Unhappiness Might Make You Happy, Study Says

by Erin Bunch

If you, like some of us (ahem, this editor), seem especially prone to negative thoughts and have had to spend the bulk of your adult years listening to people tell you to just think positively, prepare to feel vindicated by the results of a study as reported by Travel + Leisure. The research, published by the Journal of Experimental Psychology: General, found that happiness is dependent on if a person feels the emotions they desire, whether those emotions be negative or positive: “11 percent of the participants wanted to feel fewer transcendent emotions, such as love and empathy, than they experienced in daily life, and 10 percent wanted to feel more unpleasant emotions, such as anger or hatred. Across cultures in the study, participants who experienced more of the emotions that they desired reported greater life satisfaction and fewer depressive symptoms, regardless of whether those desired emotions were pleasant or unpleasant.”

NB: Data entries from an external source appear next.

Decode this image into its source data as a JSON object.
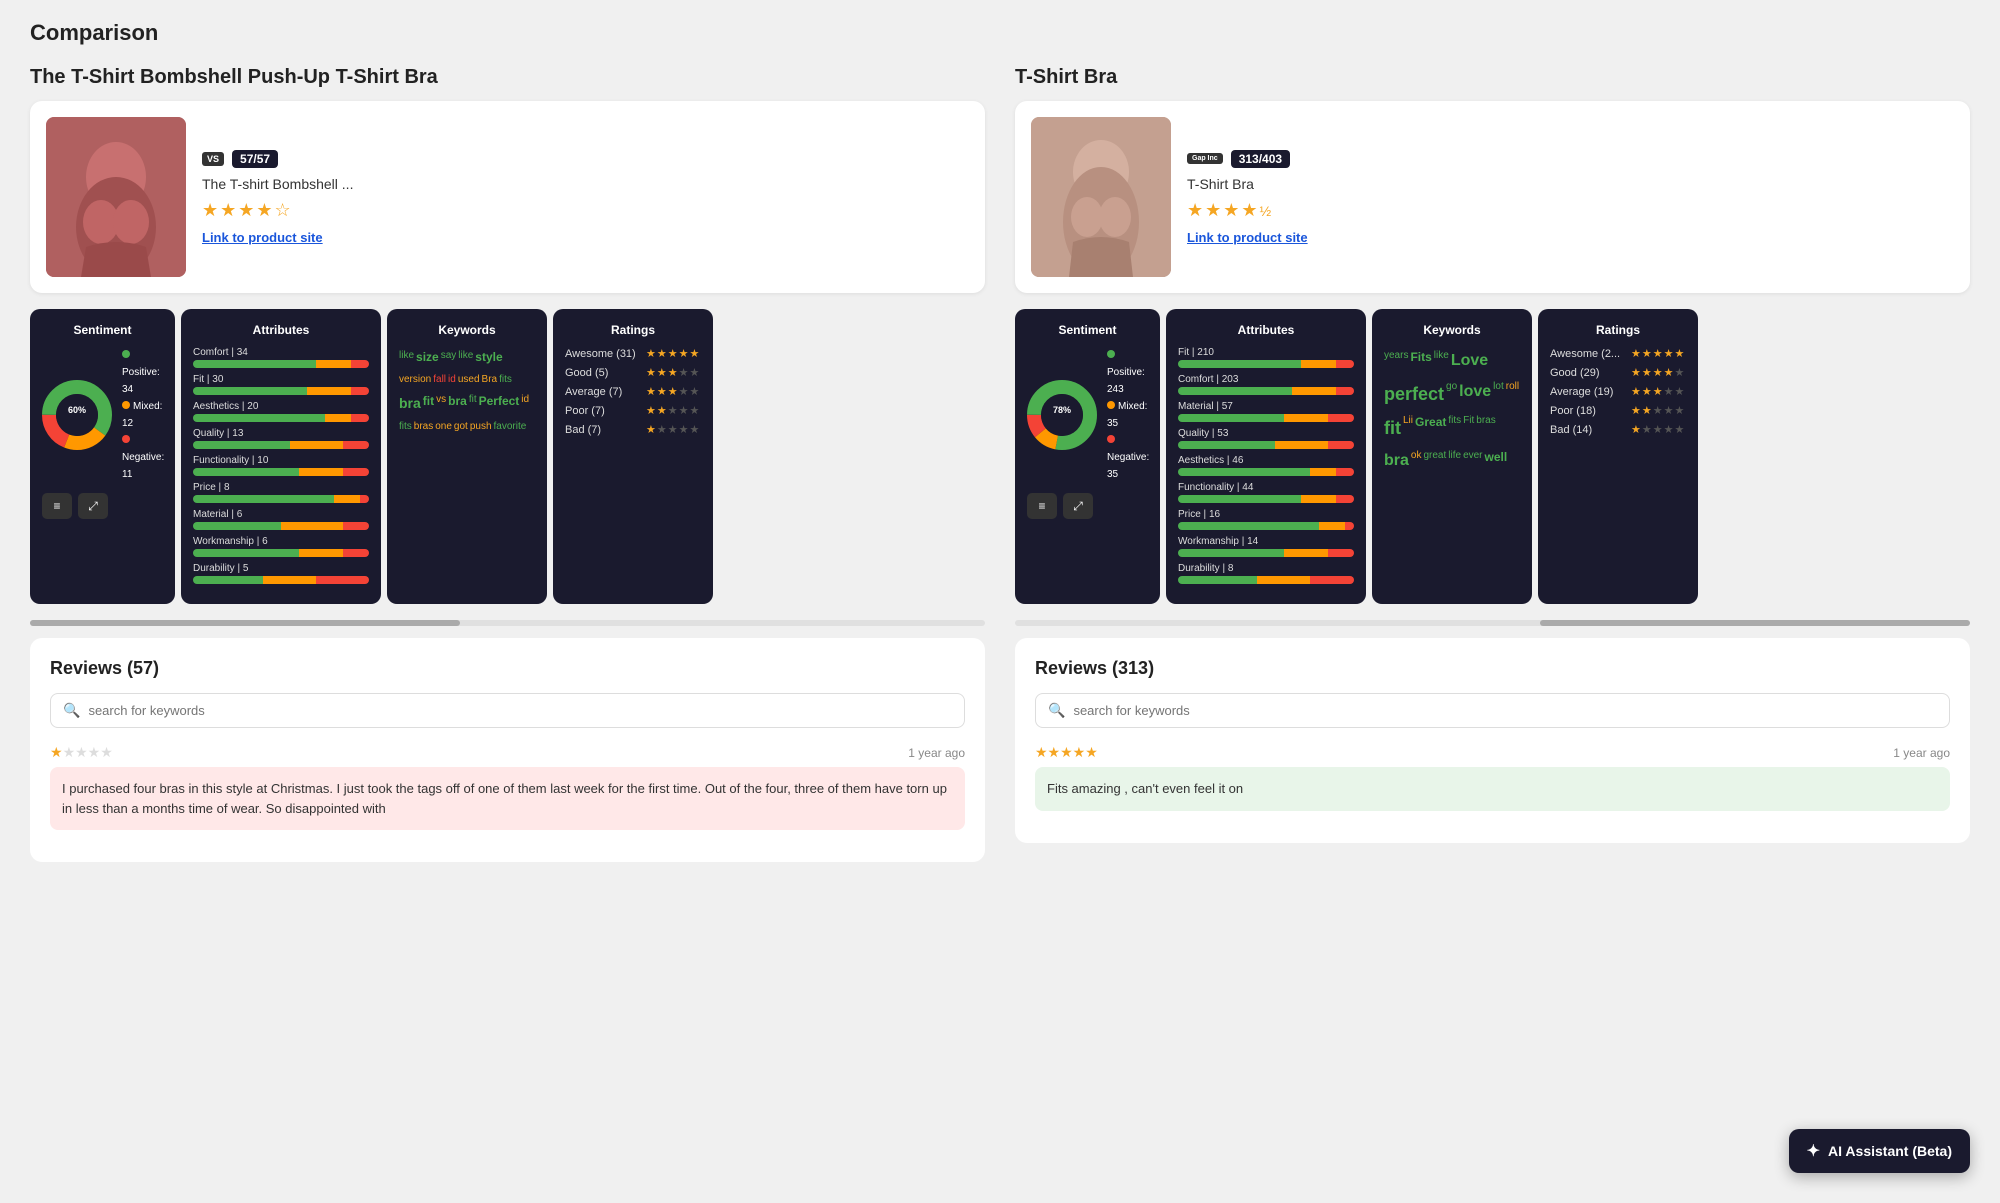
{
  "page": {
    "title": "Comparison"
  },
  "left_product": {
    "title": "The T-Shirt Bombshell Push-Up T-Shirt Bra",
    "logo": "VS",
    "count_badge": "57/57",
    "name": "The T-shirt Bombshell ...",
    "rating": 4.0,
    "link_text": "Link to product site",
    "sentiment": {
      "title": "Sentiment",
      "positive_pct": 60,
      "mixed_pct": 21,
      "negative_pct": 19,
      "positive_count": 34,
      "mixed_count": 12,
      "negative_count": 11
    },
    "attributes": {
      "title": "Attributes",
      "items": [
        {
          "label": "Comfort | 34",
          "green": 70,
          "orange": 20,
          "red": 10
        },
        {
          "label": "Fit | 30",
          "green": 65,
          "orange": 25,
          "red": 10
        },
        {
          "label": "Aesthetics | 20",
          "green": 75,
          "orange": 15,
          "red": 10
        },
        {
          "label": "Quality | 13",
          "green": 55,
          "orange": 30,
          "red": 15
        },
        {
          "label": "Functionality | 10",
          "green": 60,
          "orange": 25,
          "red": 15
        },
        {
          "label": "Price | 8",
          "green": 80,
          "orange": 15,
          "red": 5
        },
        {
          "label": "Material | 6",
          "green": 50,
          "orange": 35,
          "red": 15
        },
        {
          "label": "Workmanship | 6",
          "green": 60,
          "orange": 25,
          "red": 15
        },
        {
          "label": "Durability | 5",
          "green": 40,
          "orange": 30,
          "red": 30
        }
      ]
    },
    "keywords": {
      "title": "Keywords",
      "words": [
        {
          "text": "like",
          "color": "green",
          "size": "sm"
        },
        {
          "text": "size",
          "color": "green",
          "size": "md"
        },
        {
          "text": "say",
          "color": "green",
          "size": "sm"
        },
        {
          "text": "like",
          "color": "green",
          "size": "sm"
        },
        {
          "text": "style",
          "color": "green",
          "size": "md"
        },
        {
          "text": "version",
          "color": "yellow",
          "size": "sm"
        },
        {
          "text": "fall",
          "color": "red",
          "size": "sm"
        },
        {
          "text": "id",
          "color": "red",
          "size": "sm"
        },
        {
          "text": "used",
          "color": "yellow",
          "size": "sm"
        },
        {
          "text": "Bra",
          "color": "yellow",
          "size": "sm"
        },
        {
          "text": "fits",
          "color": "green",
          "size": "sm"
        },
        {
          "text": "bra",
          "color": "green",
          "size": "lg"
        },
        {
          "text": "fit",
          "color": "green",
          "size": "md"
        },
        {
          "text": "vs",
          "color": "yellow",
          "size": "sm"
        },
        {
          "text": "bra",
          "color": "green",
          "size": "md"
        },
        {
          "text": "fit",
          "color": "green",
          "size": "sm"
        },
        {
          "text": "Perfect",
          "color": "green",
          "size": "md"
        },
        {
          "text": "id",
          "color": "yellow",
          "size": "sm"
        },
        {
          "text": "fits",
          "color": "green",
          "size": "sm"
        },
        {
          "text": "bras",
          "color": "yellow",
          "size": "sm"
        },
        {
          "text": "one",
          "color": "yellow",
          "size": "sm"
        },
        {
          "text": "got",
          "color": "yellow",
          "size": "sm"
        },
        {
          "text": "push",
          "color": "yellow",
          "size": "sm"
        },
        {
          "text": "favorite",
          "color": "green",
          "size": "sm"
        }
      ]
    },
    "ratings": {
      "title": "Ratings",
      "items": [
        {
          "label": "Awesome (31)",
          "stars": 5
        },
        {
          "label": "Good (5)",
          "stars": 3
        },
        {
          "label": "Average (7)",
          "stars": 3
        },
        {
          "label": "Poor (7)",
          "stars": 2
        },
        {
          "label": "Bad (7)",
          "stars": 1
        }
      ]
    },
    "reviews": {
      "title": "Reviews (57)",
      "search_placeholder": "search for keywords",
      "items": [
        {
          "stars": 1,
          "time": "1 year ago",
          "text": "I purchased four bras in this style at Christmas. I just took the tags off of one of them last week for the first time. Out of the four, three of them have torn up in less than a months time of wear. So disappointed with",
          "sentiment": "negative"
        }
      ]
    }
  },
  "right_product": {
    "title": "T-Shirt Bra",
    "logo": "Gap Inc",
    "count_badge": "313/403",
    "name": "T-Shirt Bra",
    "rating": 4.5,
    "link_text": "Link to product site",
    "sentiment": {
      "title": "Sentiment",
      "positive_pct": 78,
      "mixed_pct": 11,
      "negative_pct": 11,
      "positive_count": 243,
      "mixed_count": 35,
      "negative_count": 35
    },
    "attributes": {
      "title": "Attributes",
      "items": [
        {
          "label": "Fit | 210",
          "green": 70,
          "orange": 20,
          "red": 10
        },
        {
          "label": "Comfort | 203",
          "green": 65,
          "orange": 25,
          "red": 10
        },
        {
          "label": "Material | 57",
          "green": 60,
          "orange": 25,
          "red": 15
        },
        {
          "label": "Quality | 53",
          "green": 55,
          "orange": 30,
          "red": 15
        },
        {
          "label": "Aesthetics | 46",
          "green": 75,
          "orange": 15,
          "red": 10
        },
        {
          "label": "Functionality | 44",
          "green": 70,
          "orange": 20,
          "red": 10
        },
        {
          "label": "Price | 16",
          "green": 80,
          "orange": 15,
          "red": 5
        },
        {
          "label": "Workmanship | 14",
          "green": 60,
          "orange": 25,
          "red": 15
        },
        {
          "label": "Durability | 8",
          "green": 45,
          "orange": 30,
          "red": 25
        }
      ]
    },
    "keywords": {
      "title": "Keywords",
      "words": [
        {
          "text": "years",
          "color": "green",
          "size": "sm"
        },
        {
          "text": "Fits",
          "color": "green",
          "size": "md"
        },
        {
          "text": "like",
          "color": "green",
          "size": "sm"
        },
        {
          "text": "Love",
          "color": "green",
          "size": "lg"
        },
        {
          "text": "perfect",
          "color": "green",
          "size": "lg"
        },
        {
          "text": "go",
          "color": "green",
          "size": "sm"
        },
        {
          "text": "love",
          "color": "green",
          "size": "lg"
        },
        {
          "text": "lot",
          "color": "green",
          "size": "sm"
        },
        {
          "text": "roll",
          "color": "yellow",
          "size": "sm"
        },
        {
          "text": "fit",
          "color": "green",
          "size": "lg"
        },
        {
          "text": "Lii",
          "color": "yellow",
          "size": "sm"
        },
        {
          "text": "Great",
          "color": "green",
          "size": "md"
        },
        {
          "text": "fits",
          "color": "green",
          "size": "sm"
        },
        {
          "text": "Fit",
          "color": "green",
          "size": "sm"
        },
        {
          "text": "bras",
          "color": "green",
          "size": "sm"
        },
        {
          "text": "bra",
          "color": "green",
          "size": "lg"
        },
        {
          "text": "ok",
          "color": "yellow",
          "size": "sm"
        },
        {
          "text": "great",
          "color": "green",
          "size": "sm"
        },
        {
          "text": "life",
          "color": "green",
          "size": "sm"
        },
        {
          "text": "ever",
          "color": "green",
          "size": "sm"
        },
        {
          "text": "well",
          "color": "green",
          "size": "md"
        }
      ]
    },
    "ratings": {
      "title": "Ratings",
      "items": [
        {
          "label": "Awesome (2",
          "stars": 5
        },
        {
          "label": "Good (29)",
          "stars": 4
        },
        {
          "label": "Average (19)",
          "stars": 3
        },
        {
          "label": "Poor (18)",
          "stars": 2
        },
        {
          "label": "Bad (14)",
          "stars": 1
        }
      ]
    },
    "reviews": {
      "title": "Reviews (313)",
      "search_placeholder": "search for keywords",
      "items": [
        {
          "stars": 5,
          "time": "1 year ago",
          "text": "Fits amazing , can't even feel it on",
          "sentiment": "positive"
        }
      ]
    }
  },
  "ai_assistant": {
    "label": "AI Assistant (Beta)"
  },
  "icons": {
    "search": "🔍",
    "filter": "≡",
    "expand": "⤢",
    "star_full": "★",
    "star_empty": "☆",
    "ai_spark": "✦"
  }
}
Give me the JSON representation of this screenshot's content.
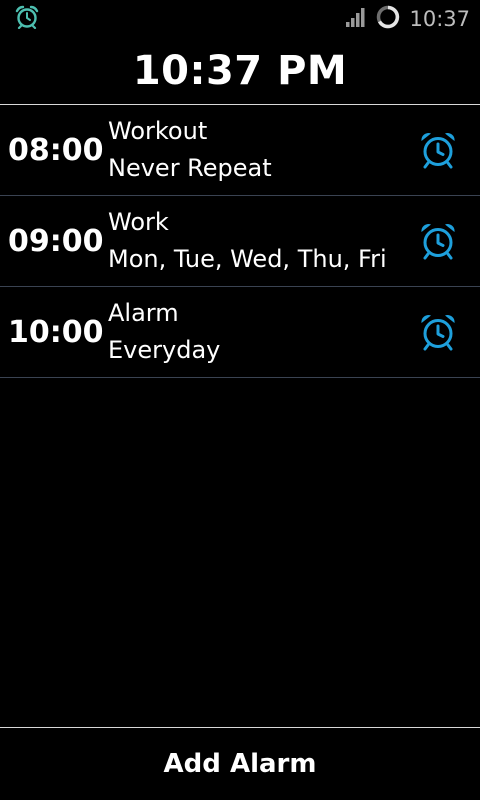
{
  "status_bar": {
    "notification_icon": "alarm-clock-icon",
    "signal_icon": "cell-signal-icon",
    "loading_icon": "sync-ring-icon",
    "time": "10:37"
  },
  "header": {
    "current_time": "10:37 PM"
  },
  "alarms": [
    {
      "time": "08:00",
      "name": "Workout",
      "repeat": "Never Repeat",
      "icon": "alarm-clock-icon"
    },
    {
      "time": "09:00",
      "name": "Work",
      "repeat": "Mon, Tue, Wed, Thu, Fri",
      "icon": "alarm-clock-icon"
    },
    {
      "time": "10:00",
      "name": "Alarm",
      "repeat": "Everyday",
      "icon": "alarm-clock-icon"
    }
  ],
  "footer": {
    "add_label": "Add Alarm"
  },
  "colors": {
    "accent": "#1ea0dc",
    "status_icon": "#4dbfb0",
    "divider": "#3a4352"
  }
}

Why would anyone want to feel more negative emotions? The researchers involved point out that this doesn’t mean that people are sitting around wishing for bad things to happen so they can experience negative emotions. As an example of a situation in which a person desires more of a negative emotion, they refer to a hypothetical in which someone reading about child abuse wishes they were angrier about child abuse. They are desiring a negative emotion but for a positive reason. It’s kind of like how Kim Jong Un and Nicolás Maduro probably wish they felt worse about the fact that many of the people over whom they hold a dictatorship are starving. If they desired to feel badly about the plight of their people, and then they did feel badly, they would be less depressed. Still following?

If we lost you on that example, worry not, as the general takeaway of the study is that positive thinking is not the simple antidote to unhappiness it’s often touted to be. “The study may shed some light on the unrealistic expectations that many people have about their own feelings,” said lead researcher Maya Tamir, PhD, a psychology professor at the Hebrew University of Jerusalem. “People want to feel very good all the time in Western cultures, especially in the United States. Even if they feel good most of the time, they may still think that they should feel even better, which might make them less happy overall.”